Cheniere bypasses the Panama Canal for longer LNG routes to Asia Ship’s crew


By Curtis Williams

VANCOUVER, July 10 (Reuters) – Top US LNG exporter Cheniere Energy is avoiding the Panama Canal to ship liquefied natural gas to Asia because the market does not support using the waterway, Chief Operating Officer Corey Grindal said on Monday.

The Panama Canal has historically been used by LNG exporters on the US Gulf Coast to ship LNG across the Pacific Ocean to Asian customers. But a months-long drought has caused delays and depth restrictions for the largest ships reaching the canal.

“We use the canal when it is economical, but at the moment this is not the case.
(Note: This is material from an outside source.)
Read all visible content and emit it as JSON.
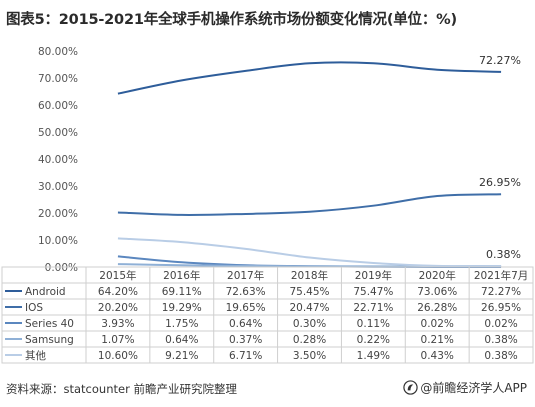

At the moment the Far East market doesn’t support it and as we are not a priority customer it’s just not worth the wait for us to take advantage of it now,” Grindal said in a media briefing at an LNG conference.

Other routes to Asia include a trip through the Suez Canal or a month-long voyage around the Cape of Good Hope in South Africa.

Cheniere remains excited about the possibility of a growing Asian market and anticipates increased demand from countries in South and Southeast Asia, said Chief Commercial Officer Anatol Feygin.

However, some countries with large gas-dependent economies but poor credit ratings have struggled to secure long-term deals with purely commercial exporters like Cheniere, Feygin said.

“They tend to rely more on agreements between states. Of course we can’t take part in that. We see Thailand and the Philippines as very attractive markets,” he said.

Feygin expects China to import 100 million tons a year going forward, up from about 64 million tons last year, he said.

“China will be the biggest LNG buyer this year.”